1 DVD Deutsche Grammophon
Un Mahler qui vous veut du bien
Amoureux de voix que nous sommes, nous avons tous le regret de ne pas
avoir entendu sur scène tel ou tel chanteur aujourd’hui
disparu et que nous aurions pu voir si…
Pour ma part, et sans vouloir faire de la provocation ou du snobisme, mon plus grand regret est de ne pas avoir vu Bernstein
diriger. L’énergie qui se dégage de cet homme au
pupitre, l’impression que la musique sort littéralement de
son corps, la sensation d’être en contact avec la
quintessence de la musique, c’était tout cela Bernstein,
et plus encore sans doute. « Il disait souvent que pour lui
un concert était réussi lorsqu’il avait le
sentiment de composer la musique » écrit David Gutman dans le texte de présentation.
Pour l’amoureux éperdu de ce chef (mais aussi de ce compositeur qui composa autre chose que West Side Story ou Candide)
que je suis, tout témoignage DVD de son art est une manne, une
source d’émotion intense, un plaisir supérieur.
On sait la relation exceptionnelle que Bernstein entretenait avec Mahler.
Il a enregistré et réenregistré ses symphonies
à la tête des plus beaux orchestres de la planète.

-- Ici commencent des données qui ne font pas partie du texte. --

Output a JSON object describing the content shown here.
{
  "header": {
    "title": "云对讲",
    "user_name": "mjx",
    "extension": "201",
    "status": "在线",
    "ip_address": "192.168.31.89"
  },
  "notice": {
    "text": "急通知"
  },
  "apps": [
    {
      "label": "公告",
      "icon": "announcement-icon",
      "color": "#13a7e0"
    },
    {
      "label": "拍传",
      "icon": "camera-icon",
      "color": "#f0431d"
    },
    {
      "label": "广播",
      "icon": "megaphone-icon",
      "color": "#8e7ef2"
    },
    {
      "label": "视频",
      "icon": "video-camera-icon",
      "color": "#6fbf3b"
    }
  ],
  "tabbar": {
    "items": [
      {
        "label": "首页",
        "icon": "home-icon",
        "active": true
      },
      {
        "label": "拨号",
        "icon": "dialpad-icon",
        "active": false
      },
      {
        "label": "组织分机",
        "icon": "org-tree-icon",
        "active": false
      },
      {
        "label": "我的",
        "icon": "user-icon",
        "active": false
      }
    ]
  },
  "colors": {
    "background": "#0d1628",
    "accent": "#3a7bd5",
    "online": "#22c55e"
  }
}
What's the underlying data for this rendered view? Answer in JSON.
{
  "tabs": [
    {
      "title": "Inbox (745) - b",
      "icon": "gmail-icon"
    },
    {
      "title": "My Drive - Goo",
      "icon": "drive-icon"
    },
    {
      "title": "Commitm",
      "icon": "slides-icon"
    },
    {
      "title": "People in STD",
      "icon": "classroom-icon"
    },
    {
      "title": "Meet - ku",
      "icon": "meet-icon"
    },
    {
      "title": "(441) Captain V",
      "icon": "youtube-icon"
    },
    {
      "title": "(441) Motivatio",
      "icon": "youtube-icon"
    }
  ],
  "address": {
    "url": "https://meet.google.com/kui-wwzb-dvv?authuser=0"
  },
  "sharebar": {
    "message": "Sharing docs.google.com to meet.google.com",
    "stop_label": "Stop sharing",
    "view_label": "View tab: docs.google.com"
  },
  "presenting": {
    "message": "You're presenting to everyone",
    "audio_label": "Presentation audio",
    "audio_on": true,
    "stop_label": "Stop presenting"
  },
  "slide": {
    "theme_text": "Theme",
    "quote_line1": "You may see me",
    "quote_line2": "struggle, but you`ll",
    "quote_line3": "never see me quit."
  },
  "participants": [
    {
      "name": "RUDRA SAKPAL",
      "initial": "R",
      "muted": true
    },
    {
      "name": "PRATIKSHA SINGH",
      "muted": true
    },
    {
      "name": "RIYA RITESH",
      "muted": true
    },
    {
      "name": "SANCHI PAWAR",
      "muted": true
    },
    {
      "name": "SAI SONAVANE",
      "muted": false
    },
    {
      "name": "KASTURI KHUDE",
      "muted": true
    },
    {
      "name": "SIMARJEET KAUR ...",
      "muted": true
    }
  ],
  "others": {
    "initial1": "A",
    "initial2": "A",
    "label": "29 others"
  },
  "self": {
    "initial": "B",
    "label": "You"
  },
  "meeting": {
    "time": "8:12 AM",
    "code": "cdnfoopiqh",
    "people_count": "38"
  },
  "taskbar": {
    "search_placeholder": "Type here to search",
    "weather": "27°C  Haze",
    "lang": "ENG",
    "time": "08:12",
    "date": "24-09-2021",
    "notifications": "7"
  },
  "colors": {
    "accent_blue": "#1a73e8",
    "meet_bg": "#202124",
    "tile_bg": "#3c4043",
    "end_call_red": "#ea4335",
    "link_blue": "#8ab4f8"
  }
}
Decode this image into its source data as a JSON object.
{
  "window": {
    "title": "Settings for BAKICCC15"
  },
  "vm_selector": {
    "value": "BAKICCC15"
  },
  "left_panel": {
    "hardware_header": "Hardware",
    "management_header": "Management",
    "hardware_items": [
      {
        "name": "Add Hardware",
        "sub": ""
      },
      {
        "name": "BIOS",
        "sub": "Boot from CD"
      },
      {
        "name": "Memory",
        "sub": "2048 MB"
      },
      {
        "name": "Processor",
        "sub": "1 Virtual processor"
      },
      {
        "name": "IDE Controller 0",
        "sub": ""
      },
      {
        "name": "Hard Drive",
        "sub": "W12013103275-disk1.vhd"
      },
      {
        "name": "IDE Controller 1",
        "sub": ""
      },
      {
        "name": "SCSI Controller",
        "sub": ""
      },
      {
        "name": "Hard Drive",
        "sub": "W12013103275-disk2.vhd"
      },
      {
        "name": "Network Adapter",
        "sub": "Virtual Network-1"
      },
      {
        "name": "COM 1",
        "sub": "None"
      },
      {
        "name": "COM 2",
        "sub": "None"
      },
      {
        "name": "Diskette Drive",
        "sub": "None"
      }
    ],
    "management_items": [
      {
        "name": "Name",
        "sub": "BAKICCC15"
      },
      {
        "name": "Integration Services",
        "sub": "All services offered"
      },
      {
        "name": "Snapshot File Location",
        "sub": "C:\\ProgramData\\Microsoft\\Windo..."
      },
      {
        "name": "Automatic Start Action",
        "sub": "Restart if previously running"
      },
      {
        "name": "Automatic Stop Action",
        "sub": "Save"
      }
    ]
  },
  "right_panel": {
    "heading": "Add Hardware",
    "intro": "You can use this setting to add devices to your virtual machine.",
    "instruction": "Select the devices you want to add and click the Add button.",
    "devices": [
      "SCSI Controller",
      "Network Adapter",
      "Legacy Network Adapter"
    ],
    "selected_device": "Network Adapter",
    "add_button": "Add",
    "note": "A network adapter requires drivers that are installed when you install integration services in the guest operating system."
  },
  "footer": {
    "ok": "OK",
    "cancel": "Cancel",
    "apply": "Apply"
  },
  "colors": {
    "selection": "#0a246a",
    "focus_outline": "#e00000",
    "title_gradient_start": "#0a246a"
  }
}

Deutsche Grammophon nous a offert les DVD de ses symphonies, en voici
le complément indispensable, quelques uns de ses plus beaux
cycles de Lieder.
A la lecture de l’affiche de ce DVD, on pouvait craindre que les Lieder servis par Hampson et le Wiener Philharmoniker n’« écrasent » les Lieder du Knaben Wunderhorn par Walton Groenroos, Lucia Popp et l’Israel Philharmonic Orchestra. Il n’en est rien.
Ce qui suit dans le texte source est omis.